Growing a business isn’t quite as easy as serving a few extra customers. Revenue always seems to find a way to go towards working capital, leaving no extra funding for expansion. Sometimes the best way to ensure business growth is to bring on a little debt and get a quick rush of cash that can go exclusively towards upsizing your company. While long-term debt is usually bad for business, the right loan with the right terms can put your company in a position to increase earnings and repay the borrowed money without trouble.
There’s an abundance of lending options that entrepreneurs have to choose from. The Small Business Administration alone coordinates billions of dollars in funds lent to small companies looking to grow. While many business owners opt for equity lending in hopes of avoiding debt all together, taking on a loan allows you to continue operating as the sole decision maker. You’ll be responsible for reimbursing the lender but also in full control of the company and the profits.

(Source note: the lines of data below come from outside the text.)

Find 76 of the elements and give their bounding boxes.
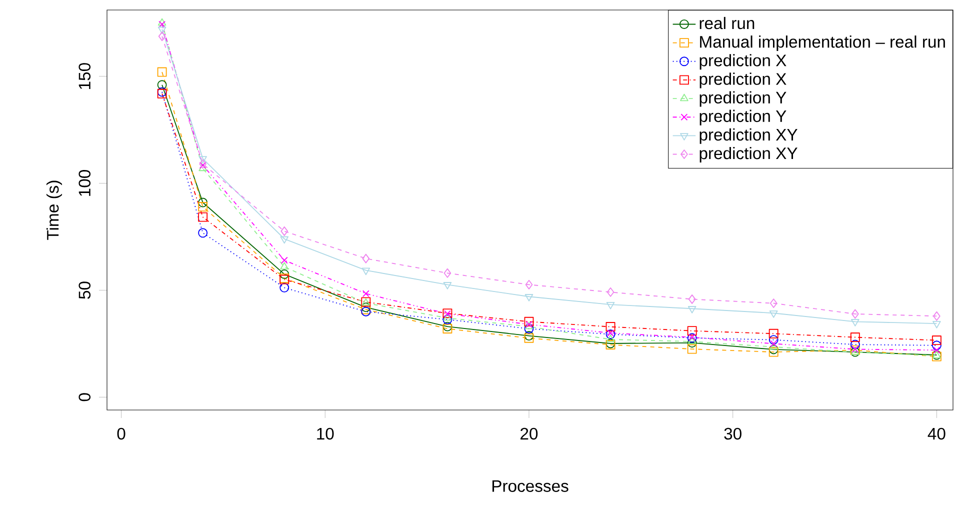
point [606,302,615,310]
point [932,336,942,346]
point [198,164,207,172]
point [524,294,534,302]
point [198,156,207,164]
y-axis-title: Time (s) [46,180,62,240]
point [158,32,166,42]
point [768,344,778,354]
point [443,282,452,290]
point [362,268,370,276]
point [280,262,289,270]
point [444,268,452,278]
point [362,254,370,264]
point [688,306,696,314]
legend-label: prediction Y [700,110,786,126]
point [198,202,208,212]
legend-label: prediction Y [700,91,786,107]
point [687,326,697,336]
y-tick-label: 150 [78,63,91,89]
point [768,347,778,357]
point [198,228,208,238]
x-tick-label: 40 [928,428,946,440]
point [769,310,778,318]
x-tick-label: 20 [520,428,538,440]
point [850,340,860,350]
point [606,322,616,332]
point [199,159,206,169]
y-tick-label: 100 [78,170,91,196]
x-tick-label: 10 [317,428,334,440]
point [687,344,697,354]
x-tick-label: 30 [724,428,742,440]
legend-label: prediction X [700,54,786,70]
point [687,338,697,348]
point [851,309,859,319]
point [157,80,167,90]
legend-label: prediction XY [700,128,798,144]
legend-label: Manual implementation – real run [700,36,945,52]
point [932,320,941,328]
point [606,287,614,297]
point [932,340,942,350]
point [606,334,615,342]
point [158,18,166,26]
legend-label: prediction XY [700,146,798,162]
point [688,336,696,344]
point [280,236,289,244]
point [158,26,166,34]
legend-label: real run [700,16,754,30]
point [525,280,533,290]
point [280,282,290,292]
point [688,294,696,304]
point [606,330,616,340]
point [280,226,288,236]
point [850,319,860,326]
point [443,313,452,321]
point [198,198,208,208]
point [157,67,167,77]
y-tick-label: 50 [78,282,91,299]
point [442,314,452,324]
point [158,20,166,28]
point [768,328,778,338]
x-tick-label: 0 [117,428,126,440]
y-tick-label: 0 [78,393,91,402]
point [280,269,290,279]
point [933,311,940,321]
point [280,256,288,264]
point [850,332,860,342]
legend-label: prediction X [700,72,786,88]
point [607,330,614,336]
point [524,316,534,326]
point [199,162,206,169]
point [933,346,940,354]
point [768,335,778,345]
point [770,298,778,308]
point [198,212,208,222]
point [362,290,370,298]
x-axis-title: Processes [492,480,568,492]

The most important thing to consider with debt financing is the timetable for your business growth. If the expansion will happen over the course of years, you’ll need to make sure the loan doesn’t require unmanageable monthly payments. The terms will depend on how much money you’re borrowing, who you’re borrowing from and what the money will be used for. Many small business lenders work within specific industries and can offer good rates to the right company. Having a solid proposal can be the difference between getting a quality loan and not getting approved at all, so make sure you’re ready to pitch before asking for a bunch of money.
Some business owners assume they won’t be able to access debt financing because of bad credit or any number of other things that lenders might take issue with. Fortunately, small business loans can be more forgiving than standard lending practices. If your plan for funding business growth seems sound, the lender can look towards future earnings as a possible guarantee and feel more confident extending the capital. In some ways, the expected growth can be leveraged to get the money needed to create said growth.
If you’re going to finance your business through some sort of lending practice, debt financing is an option worth considering. The increased revenue from your company’s expansion can make paying back a loan an easy endeavor, and after that you might never go in to debt again.